From: Tim Berners-Lee <timbl@w3.org>
Date: Thu, 25 May 2000 04:29:56 -0400
Message-ID: <000001bfc6a1$ad7b5a80$a80a1712@ridge.w3.org>
To: <abrahams@acm.org>, <michaelm@netsol.com>
Cc: <abrahams@acm.org>, "John Cowan" <jcowan@reutershealth.com>, <xml-uri@w3.org>

-----Original Message-----
From: Paul W. Abrahams <abrahams@valinet.com>
To: michaelm@netsol.com <michaelm@netsol.com>
Cc: abrahams@acm.org <abrahams@acm.org>; Tim Berners-Lee <timbl@w3.org>;
John Cowan <jcowan@reutershealth.com>; xml-uri@w3.org <xml-uri@w3.org>
Date: Wednesday, May 24, 2000 9:38 PM
Subject: Re: URI versus URI Reference

>Michael Mealling wrote:
>> A URI Reference means that you have a defined base
>> and that fragments make sense because you know the content type of the
>> thing you are linking to. 2396 specifically divided the two.

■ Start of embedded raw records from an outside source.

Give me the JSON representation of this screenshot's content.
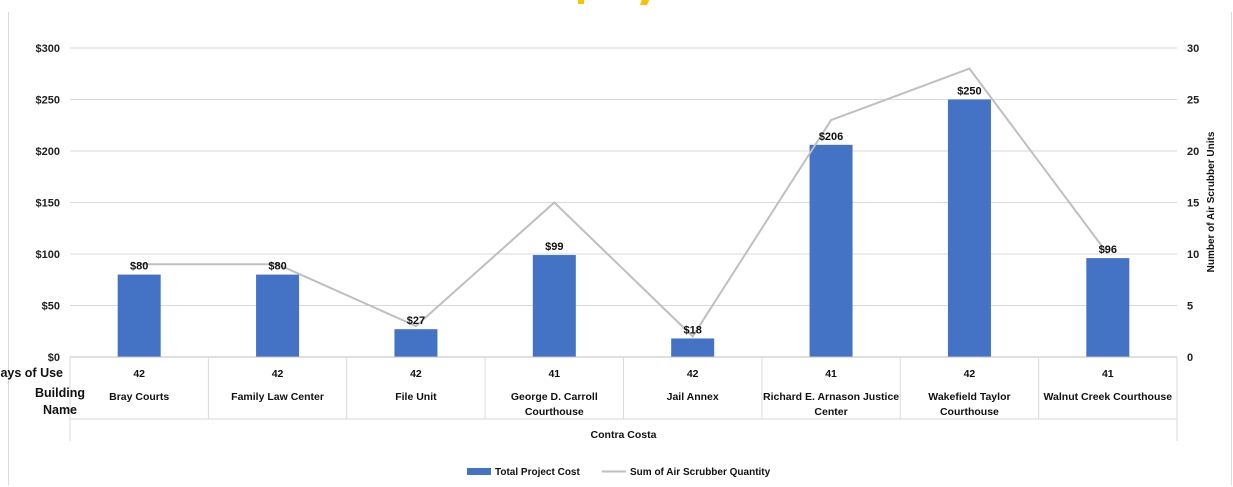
{
  "chart_data": {
    "type": "bar",
    "group_label": "Contra Costa",
    "row_headers": [
      "Days of Use",
      "Building Name"
    ],
    "categories": [
      {
        "building": [
          "Bray Courts"
        ],
        "days": "42"
      },
      {
        "building": [
          "Family Law Center"
        ],
        "days": "42"
      },
      {
        "building": [
          "File Unit"
        ],
        "days": "42"
      },
      {
        "building": [
          "George D. Carroll",
          "Courthouse"
        ],
        "days": "41"
      },
      {
        "building": [
          "Jail Annex"
        ],
        "days": "42"
      },
      {
        "building": [
          "Richard E. Arnason Justice",
          "Center"
        ],
        "days": "41"
      },
      {
        "building": [
          "Wakefield Taylor",
          "Courthouse"
        ],
        "days": "42"
      },
      {
        "building": [
          "Walnut Creek Courthouse"
        ],
        "days": "41"
      }
    ],
    "series": [
      {
        "name": "Total Project Cost",
        "type": "bar",
        "axis": "left",
        "values": [
          80,
          80,
          27,
          99,
          18,
          206,
          250,
          96
        ],
        "labels": [
          "$80",
          "$80",
          "$27",
          "$99",
          "$18",
          "$206",
          "$250",
          "$96"
        ],
        "color": "#4472c4"
      },
      {
        "name": "Sum of Air Scrubber Quantity",
        "type": "line",
        "axis": "right",
        "values": [
          9,
          9,
          3,
          15,
          2,
          23,
          28,
          10
        ],
        "color": "#bfbfbf"
      }
    ],
    "y_left": {
      "range": [
        0,
        300
      ],
      "ticks": [
        "$0",
        "$50",
        "$100",
        "$150",
        "$200",
        "$250",
        "$300"
      ]
    },
    "y_right": {
      "range": [
        0,
        30
      ],
      "ticks": [
        "0",
        "5",
        "10",
        "15",
        "20",
        "25",
        "30"
      ],
      "label": "Number of Air Scrubber Units"
    },
    "grid": true,
    "legend": "bottom-center",
    "title_color": "#f5c400"
  }
}
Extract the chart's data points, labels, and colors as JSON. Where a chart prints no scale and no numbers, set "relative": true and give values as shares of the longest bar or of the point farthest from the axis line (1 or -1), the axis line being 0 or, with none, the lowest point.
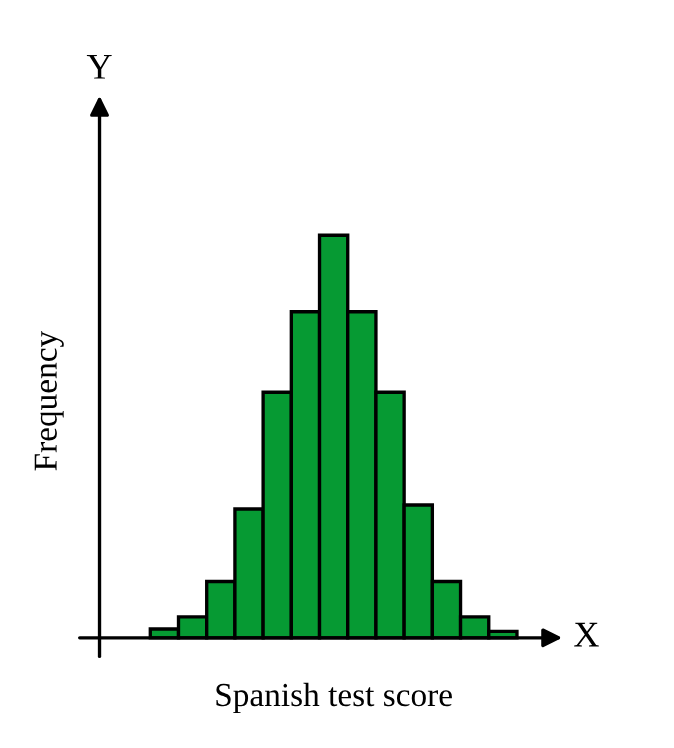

A 2396 'URI'
>> is what folx here have been calling an "absolutized URI".
>> I.e. the strict data type 'URI' does not allow for the relative URIs or
>> fragments. "URI References" are allowed to have all of those things.
>> The reasoning is that in many cases URIs get used by things that
>> aren't documents and for which relative and fragment semantics make no
>The odd thing about 2396 is that there's only one place where it actually
defines a
>URI, and that's in the Abstract (which should really be redundant and
>anyway).   Other than that, it just talks about the properties of URIs and
>expectations we have of them.  Nowhere does it say that a URI must be
absolute.  I
>can't find a single sentence, other than the one in the Abstract, that says
>is ...'', and the one in the abstract only says that a URI is a compact
string of
>characters for identifying an abstract or physical resource.   Nor can I
find a
>syntax rule whose left side is `URI'.  Is there an explicit definition of
>strict data type `URI' '' in 2396 that I've missed?
>There is, however, a definition of the term URI-reference and a syntax rule
for it.
>There's also the oddity of Section A, which is entitled ``Collected BNF for
>but does not define the nonterminal URI.

Good point.

It uses the term absoluteURI.
page 26.

This is the language term what is referred to generally as a URI.
Perhaps a revision is in order to clear this up.